En application de l’article 515 alinéas 1 et 2 ancien du code civil, applicable aux instances introduites avant le 1er janvier 2020, hors les cas où elle est de droit, l’exécution provisoire peut être ordonnée, à la demande des parties ou d’office, chaque fois que le juge l’estime nécessaire et compatible avec la nature de l’affaire, à condition qu’elle ne soit pas interdite par la loi.

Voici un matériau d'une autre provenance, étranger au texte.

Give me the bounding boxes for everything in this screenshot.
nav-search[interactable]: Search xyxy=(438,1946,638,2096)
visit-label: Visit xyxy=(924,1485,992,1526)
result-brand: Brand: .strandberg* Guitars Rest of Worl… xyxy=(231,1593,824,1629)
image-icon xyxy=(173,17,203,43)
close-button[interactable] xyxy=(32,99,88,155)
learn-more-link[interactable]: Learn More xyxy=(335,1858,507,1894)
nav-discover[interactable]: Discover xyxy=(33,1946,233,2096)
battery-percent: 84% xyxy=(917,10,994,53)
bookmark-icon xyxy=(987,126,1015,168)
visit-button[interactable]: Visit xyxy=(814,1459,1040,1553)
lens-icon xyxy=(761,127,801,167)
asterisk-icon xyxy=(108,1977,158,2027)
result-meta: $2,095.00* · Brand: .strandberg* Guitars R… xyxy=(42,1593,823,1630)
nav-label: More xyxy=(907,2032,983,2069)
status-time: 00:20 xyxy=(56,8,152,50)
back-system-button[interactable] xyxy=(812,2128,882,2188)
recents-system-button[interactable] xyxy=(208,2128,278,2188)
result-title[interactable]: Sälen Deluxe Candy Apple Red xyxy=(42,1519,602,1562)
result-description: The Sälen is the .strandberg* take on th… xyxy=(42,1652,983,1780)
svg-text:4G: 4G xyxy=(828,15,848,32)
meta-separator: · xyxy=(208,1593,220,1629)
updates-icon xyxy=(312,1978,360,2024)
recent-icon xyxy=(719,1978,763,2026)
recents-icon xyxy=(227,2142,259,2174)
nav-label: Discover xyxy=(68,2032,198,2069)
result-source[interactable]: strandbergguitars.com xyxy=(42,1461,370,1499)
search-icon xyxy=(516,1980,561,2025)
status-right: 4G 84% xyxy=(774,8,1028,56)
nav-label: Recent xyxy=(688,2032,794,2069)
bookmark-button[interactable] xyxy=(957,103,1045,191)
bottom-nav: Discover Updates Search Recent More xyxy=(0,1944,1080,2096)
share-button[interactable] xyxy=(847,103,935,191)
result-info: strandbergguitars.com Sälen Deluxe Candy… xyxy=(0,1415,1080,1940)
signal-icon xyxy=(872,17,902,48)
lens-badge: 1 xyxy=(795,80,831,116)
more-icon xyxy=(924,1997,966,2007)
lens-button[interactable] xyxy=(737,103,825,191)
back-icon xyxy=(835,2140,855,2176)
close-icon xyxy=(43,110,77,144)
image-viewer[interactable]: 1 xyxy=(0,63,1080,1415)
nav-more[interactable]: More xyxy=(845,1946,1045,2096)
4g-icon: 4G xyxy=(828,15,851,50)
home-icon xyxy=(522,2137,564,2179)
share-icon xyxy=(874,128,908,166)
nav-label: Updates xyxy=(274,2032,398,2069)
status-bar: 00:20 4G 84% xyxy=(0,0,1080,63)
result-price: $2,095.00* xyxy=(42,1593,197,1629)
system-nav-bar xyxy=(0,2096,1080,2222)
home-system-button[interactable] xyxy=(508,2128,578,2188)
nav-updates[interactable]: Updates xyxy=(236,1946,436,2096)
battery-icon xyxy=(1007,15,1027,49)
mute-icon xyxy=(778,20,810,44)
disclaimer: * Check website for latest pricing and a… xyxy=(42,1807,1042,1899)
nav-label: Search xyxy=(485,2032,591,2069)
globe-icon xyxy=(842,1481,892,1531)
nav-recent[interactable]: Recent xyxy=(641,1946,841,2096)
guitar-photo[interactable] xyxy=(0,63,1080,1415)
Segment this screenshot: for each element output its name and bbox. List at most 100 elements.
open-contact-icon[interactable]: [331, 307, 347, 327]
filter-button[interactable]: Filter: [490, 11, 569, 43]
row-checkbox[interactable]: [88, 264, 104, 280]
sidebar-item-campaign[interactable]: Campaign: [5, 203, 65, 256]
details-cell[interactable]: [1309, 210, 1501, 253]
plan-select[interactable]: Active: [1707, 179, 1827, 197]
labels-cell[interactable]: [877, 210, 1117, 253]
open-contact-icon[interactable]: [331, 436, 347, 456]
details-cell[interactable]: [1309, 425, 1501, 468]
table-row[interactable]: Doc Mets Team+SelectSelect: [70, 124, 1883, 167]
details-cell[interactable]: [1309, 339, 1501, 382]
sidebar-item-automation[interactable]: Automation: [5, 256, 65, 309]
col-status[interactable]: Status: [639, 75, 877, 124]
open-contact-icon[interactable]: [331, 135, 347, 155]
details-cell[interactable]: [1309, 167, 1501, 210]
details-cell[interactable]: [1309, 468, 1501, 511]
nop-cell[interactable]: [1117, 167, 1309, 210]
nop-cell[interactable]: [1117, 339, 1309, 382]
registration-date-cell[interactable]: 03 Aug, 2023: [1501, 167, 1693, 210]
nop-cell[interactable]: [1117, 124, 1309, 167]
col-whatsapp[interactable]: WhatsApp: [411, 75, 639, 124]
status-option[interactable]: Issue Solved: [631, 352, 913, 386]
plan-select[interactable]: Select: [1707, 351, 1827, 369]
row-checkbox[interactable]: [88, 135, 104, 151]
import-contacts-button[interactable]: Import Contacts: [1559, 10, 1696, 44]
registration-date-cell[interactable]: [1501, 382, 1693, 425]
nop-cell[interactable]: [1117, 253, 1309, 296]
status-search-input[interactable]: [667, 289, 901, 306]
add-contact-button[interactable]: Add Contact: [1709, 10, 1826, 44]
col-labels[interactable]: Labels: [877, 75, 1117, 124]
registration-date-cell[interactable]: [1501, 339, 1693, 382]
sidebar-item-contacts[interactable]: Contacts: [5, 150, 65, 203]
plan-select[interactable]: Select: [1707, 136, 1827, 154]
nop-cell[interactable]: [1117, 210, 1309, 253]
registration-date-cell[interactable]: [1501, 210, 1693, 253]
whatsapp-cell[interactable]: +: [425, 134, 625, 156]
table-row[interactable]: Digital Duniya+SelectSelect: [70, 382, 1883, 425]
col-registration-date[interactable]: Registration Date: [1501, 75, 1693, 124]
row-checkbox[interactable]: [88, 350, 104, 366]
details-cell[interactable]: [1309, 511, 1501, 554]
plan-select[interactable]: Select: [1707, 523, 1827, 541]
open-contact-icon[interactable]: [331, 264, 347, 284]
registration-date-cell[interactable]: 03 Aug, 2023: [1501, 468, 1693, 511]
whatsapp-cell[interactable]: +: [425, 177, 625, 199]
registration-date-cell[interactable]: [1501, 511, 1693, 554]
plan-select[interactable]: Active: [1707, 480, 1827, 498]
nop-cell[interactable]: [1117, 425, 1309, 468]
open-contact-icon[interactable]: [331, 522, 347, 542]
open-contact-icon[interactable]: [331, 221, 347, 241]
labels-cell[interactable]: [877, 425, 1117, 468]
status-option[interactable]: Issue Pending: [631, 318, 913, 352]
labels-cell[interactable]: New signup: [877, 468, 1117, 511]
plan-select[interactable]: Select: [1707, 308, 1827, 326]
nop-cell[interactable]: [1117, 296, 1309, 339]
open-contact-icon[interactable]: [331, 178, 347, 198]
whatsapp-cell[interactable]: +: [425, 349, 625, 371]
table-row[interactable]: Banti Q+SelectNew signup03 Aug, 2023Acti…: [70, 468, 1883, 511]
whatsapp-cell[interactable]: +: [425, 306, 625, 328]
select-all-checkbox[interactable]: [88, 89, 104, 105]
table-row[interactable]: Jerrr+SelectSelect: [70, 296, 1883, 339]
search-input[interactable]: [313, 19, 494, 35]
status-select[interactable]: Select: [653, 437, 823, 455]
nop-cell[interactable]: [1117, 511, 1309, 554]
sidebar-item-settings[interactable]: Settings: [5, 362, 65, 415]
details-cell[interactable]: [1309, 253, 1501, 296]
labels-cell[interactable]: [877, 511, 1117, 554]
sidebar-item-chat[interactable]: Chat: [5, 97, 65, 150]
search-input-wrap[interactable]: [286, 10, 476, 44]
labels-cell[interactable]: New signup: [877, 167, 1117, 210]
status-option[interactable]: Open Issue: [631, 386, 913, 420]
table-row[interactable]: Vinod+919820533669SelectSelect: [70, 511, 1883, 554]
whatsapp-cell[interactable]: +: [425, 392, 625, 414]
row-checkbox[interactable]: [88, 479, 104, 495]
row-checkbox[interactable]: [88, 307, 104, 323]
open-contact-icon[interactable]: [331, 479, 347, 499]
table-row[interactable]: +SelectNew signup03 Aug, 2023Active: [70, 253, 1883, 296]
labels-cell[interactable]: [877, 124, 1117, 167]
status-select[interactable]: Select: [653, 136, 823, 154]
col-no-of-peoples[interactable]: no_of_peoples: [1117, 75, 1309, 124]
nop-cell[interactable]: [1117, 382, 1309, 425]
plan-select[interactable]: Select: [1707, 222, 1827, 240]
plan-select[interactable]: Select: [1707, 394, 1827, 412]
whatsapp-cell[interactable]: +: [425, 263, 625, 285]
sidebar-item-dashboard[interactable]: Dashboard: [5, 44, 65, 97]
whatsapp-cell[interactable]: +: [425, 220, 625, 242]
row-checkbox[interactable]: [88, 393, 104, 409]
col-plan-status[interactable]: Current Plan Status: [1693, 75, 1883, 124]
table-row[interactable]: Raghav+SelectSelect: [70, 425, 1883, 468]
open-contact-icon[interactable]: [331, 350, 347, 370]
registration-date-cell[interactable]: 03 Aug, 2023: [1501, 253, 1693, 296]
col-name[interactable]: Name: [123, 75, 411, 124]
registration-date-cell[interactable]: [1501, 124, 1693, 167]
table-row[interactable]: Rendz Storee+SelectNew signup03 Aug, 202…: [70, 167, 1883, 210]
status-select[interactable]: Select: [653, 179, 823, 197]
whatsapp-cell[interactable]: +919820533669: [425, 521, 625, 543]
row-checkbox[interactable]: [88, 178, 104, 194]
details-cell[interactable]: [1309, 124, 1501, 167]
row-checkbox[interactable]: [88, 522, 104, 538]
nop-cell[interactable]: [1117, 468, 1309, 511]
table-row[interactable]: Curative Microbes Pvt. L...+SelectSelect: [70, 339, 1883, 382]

Elle peut être ordonnée pour tout ou partie de la condamnation.
En l’espèce, il n’y a pas lieu d’ordonner l’exécution provisoire, qui n’est pas sollicitée.
PAR CES MOTIFS
Le Tribunal,
REJETTE la demande de sursis à statuer
CONDAMNE solidairement Monsieur [E] [F] et Madame [Z] [B] à payer à la SAS HEINEKEN ENTREPRISE la somme de 21 172,92 euros, en deniers ou quittances, outre intérêts au taux légal à compter du 24 octobre 2018
ORDONNE la capitalisation des intérêts dans les conditions de l’article 1154 ancien du code civil
ACCORDE à Madame [Z] [B] des délais de paiement sous la forme d’un moratoire de 24 mois
DEBOUTE Monsieur [E] [F] et Madame [Z] [B] de leur prétention indemnitaire
CONDAMNE Monsieur [E] [F] et Madame [Z] [B] aux dépens
REJETTE les demandes au titre des frais non répétibles de l’instance
REJETTE toutes les autres demandes plus amples ou contraires formées par les parties.
Prononcé à la date de mise à disposition au greffe par Véronique OLIVIERO, vice-président,
En foi de quoi, le présent jugement a été signé par le Président, Véronique OLIVIERO, et Sylvie ANTHOUARD, Greffier, présent lors du prononcé.